Relevant Logs or Screenshots:

pescold02-elastic[7214]: [2023-12-30T16:10:02,030][WARN ][o.o.m.f.FsHealthService  ] [pescold02-spc] health check of [/usr/share/opensearch/data/nodes/0] took [5202ms] which is above the warn threshold of [5s]
pescold02-elastic[7214]: [2023-12-30T16:10:12,959][INFO ][o.o.c.c.Coordinator      ] [pescold02-spc] cluster-manager node [{pesmaster03-spc}{9jX0k5J6Q5muN5DPn4vu1Q}{LzacVARJRgWVhs0mytyRtA}{10.xx.xx.xx}{10.xx.xx.xx:9300}{mr}{shard_indexing_pressure_enabled=true}] failed, restarting discovery
pescold02-elastic[7214]: org.opensearch.OpenSearchException: node [{pesmaster03-spc}{9jX0k5J6Q5muN5DPn4vu1Q}{LzacVARJRgWVhs0mytyRtA}{10.xx.xx.xx}{10.xx.xx.xx:9300}{mr}{shard_indexing_pressure_enabled=true}] failed [3] consecutive checks
pescold01-elastic[6944]: [2023-12-30T16:08:47,486][WARN ][o.o.m.f.FsHealthService  ] [pescold01-spc] health check of [/usr/share/opensearch/data/nodes/0] took [11405ms] which is above the warn threshold of [5s]
pescold01-elastic[6944]: [2023-12-30T16:09:53,189][WARN ][o.o.m.f.FsHealthService  ] [pescold01-spc] health check of [/usr/share/opensearch/data/nodes/0] took [5803ms] which is above the warn threshold of [5s]
Dec 30 17:10:12 pescold01-spc pescold01-elastic[6944]: [2023-12-30T16:10:12,859][INFO ][o.o.c.c.Coordinator      ] [pescold01-spc] cluster-manager node [{pesmaster03-spc}{9jX0k5J6Q5muN5DPn4vu1Q}{LzacVARJRgWVhs0mytyRtA}{10.xx.xx.xx}{10.xx.xx.xx:9300}{mr}{shard_indexing_pressure_enabled=true}] failed, restarting discovery
pescold01-elastic[6944]: org.opensearch.OpenSearchException: node [{pesmaster03-spc}{9jX0k5J6Q5muN5DPn4vu1Q}{LzacVARJRgWVhs0mytyRtA}{10.xx.xx.xx}{10.xx.xx.xx:9300}{mr}{shard_indexing_pressure_enabled=true}] failed [3] consecutive checks

any suggestions?

It’s a warning that the path is slow, it shouldn’t prevent something from happening, I think the node disconnects for other reasons. My biggest suspect is that the management thread pool is exhausted. Monitoring OpenSearch should shed some light on this.
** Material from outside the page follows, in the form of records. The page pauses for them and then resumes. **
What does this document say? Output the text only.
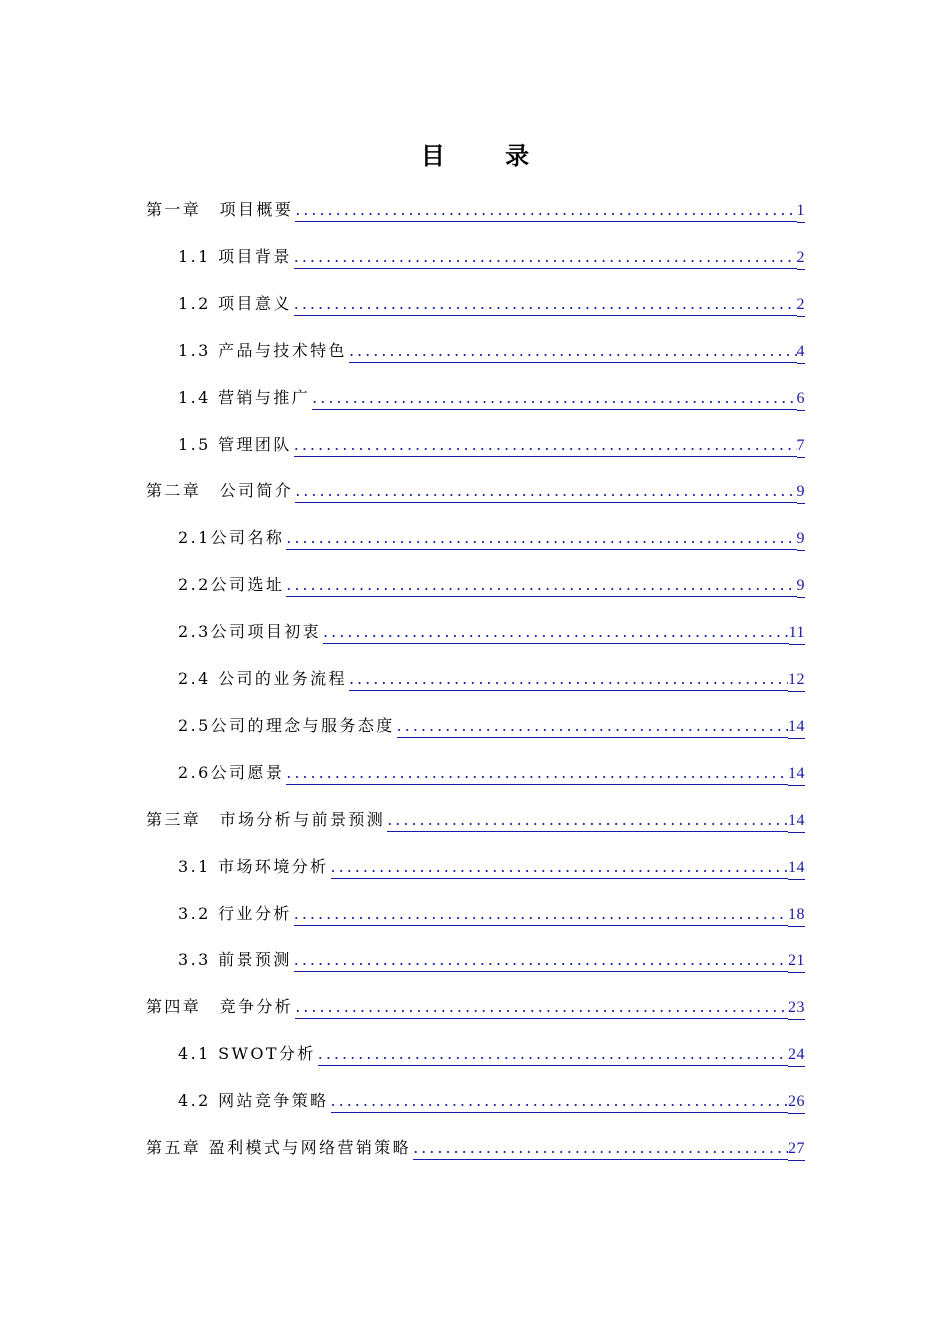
目 录
第一章　项目概要 .....	1
1.1 项目背景 .....	2
1.2 项目意义 .....	2
1.3 产品与技术特色 .....	4
1.4 营销与推广 .....	6
1.5 管理团队 .....	7
第二章　公司简介 .....	9
2.1公司名称 .....	9
2.2公司选址 .....	9
2.3公司项目初衷 .....	11
2.4 公司的业务流程 .....	12
2.5公司的理念与服务态度 .....	14
2.6公司愿景 .....	14
第三章　市场分析与前景预测 .....	14
3.1 市场环境分析 .....	14
3.2 行业分析 .....	18
3.3 前景预测 .....	21
第四章　竞争分析 .....	23
4.1 SWOT分析 .....	24
4.2 网站竞争策略 .....	26
第五章 盈利模式与网络营销策略 .....	27
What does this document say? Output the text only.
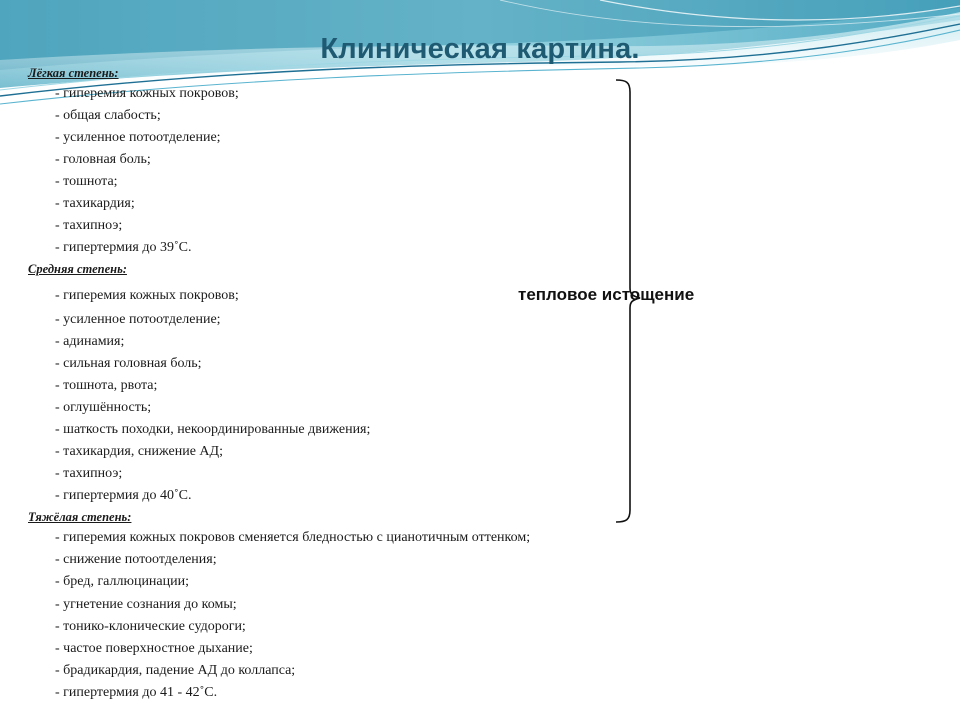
Клиническая картина.
Лёгкая степень:
- гиперемия кожных покровов;
- общая слабость;
- усиленное потоотделение;
- головная боль;
- тошнота;
- тахикардия;
- тахипноэ;
- гипертермия до 39˚С.
Средняя степень:
- гиперемия кожных покровов;
- усиленное потоотделение;
- адинамия;
- сильная головная боль;
- тошнота, рвота;
- оглушённость;
- шаткость походки, некоординированные движения;
- тахикардия, снижение АД;
- тахипноэ;
- гипертермия до 40˚С.
Тяжёлая степень:
- гиперемия кожных покровов сменяется бледностью с цианотичным оттенком;
- снижение потоотделения;
- бред, галлюцинации;
- угнетение сознания до комы;
- тонико-клонические судороги;
- частое поверхностное дыхание;
- брадикардия, падение АД до коллапса;
- гипертермия до 41 - 42˚С.
тепловое истощение
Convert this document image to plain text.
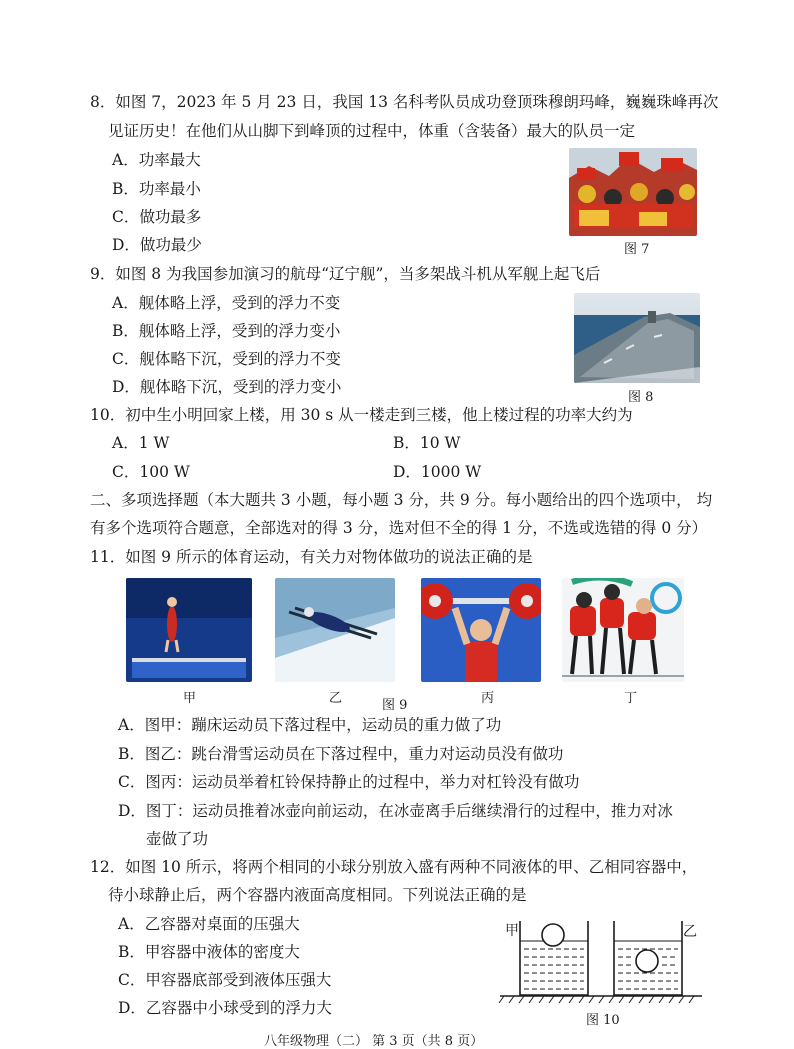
8．如图 7，2023 年 5 月 23 日，我国 13 名科考队员成功登顶珠穆朗玛峰，巍巍珠峰再次
见证历史！在他们从山脚下到峰顶的过程中，体重（含装备）最大的队员一定
A．功率最大
B．功率最小
C．做功最多
D．做功最少	图 7
9．如图 8 为我国参加演习的航母“辽宁舰”，当多架战斗机从军舰上起飞后
A．舰体略上浮，受到的浮力不变
B．舰体略上浮，受到的浮力变小
C．舰体略下沉，受到的浮力不变
D．舰体略下沉，受到的浮力变小
图 8
10．初中生小明回家上楼，用 30 s 从一楼走到三楼，他上楼过程的功率大约为
A．1 W	B．10 W
C．100 W	D．1000 W
二、多项选择题（本大题共 3 小题，每小题 3 分，共 9 分。每小题给出的四个选项中， 均
有多个选项符合题意，全部选对的得 3 分，选对但不全的得 1 分，不选或选错的得 0 分）
11．如图 9 所示的体育运动，有关力对物体做功的说法正确的是
甲	乙	图 9	丙	丁
A．图甲：蹦床运动员下落过程中，运动员的重力做了功
B．图乙：跳台滑雪运动员在下落过程中，重力对运动员没有做功
C．图丙：运动员举着杠铃保持静止的过程中，举力对杠铃没有做功
D．图丁：运动员推着冰壶向前运动，在冰壶离手后继续滑行的过程中，推力对冰
壶做了功
12．如图 10 所示，将两个相同的小球分别放入盛有两种不同液体的甲、乙相同容器中，
待小球静止后，两个容器内液面高度相同。下列说法正确的是
A．乙容器对桌面的压强大
B．甲容器中液体的密度大
C．甲容器底部受到液体压强大
D．乙容器中小球受到的浮力大
甲	乙
图 10
八年级物理（二） 第 3 页（共 8 页）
I’m suspecting the management thread pool because I’ve seen this issue a number of times with HDD-backed nodes. The problem is that OpenSearch needs to check its own health, which means each node accesses its local shards every once in a while. If you have a lot of shards on the node, this can become an IO bottleneck.

My suggestion is to resolve the immediate problem (e.g. remove some old data manually) and then migrate cold nodes to SSD-backed nodes. I would make sure that the SSD is locally attached, not over the network (e.g. EBS) because network latency tends to become the bottleneck. It might sound like I’m telling you to throw money at the problem, but usually it’s cheaper overall to have local SSD storage, because even if nodes themselves are more expensive, you can put more data on them. Of course it depends on hardware/instance options, but usually that’s the case.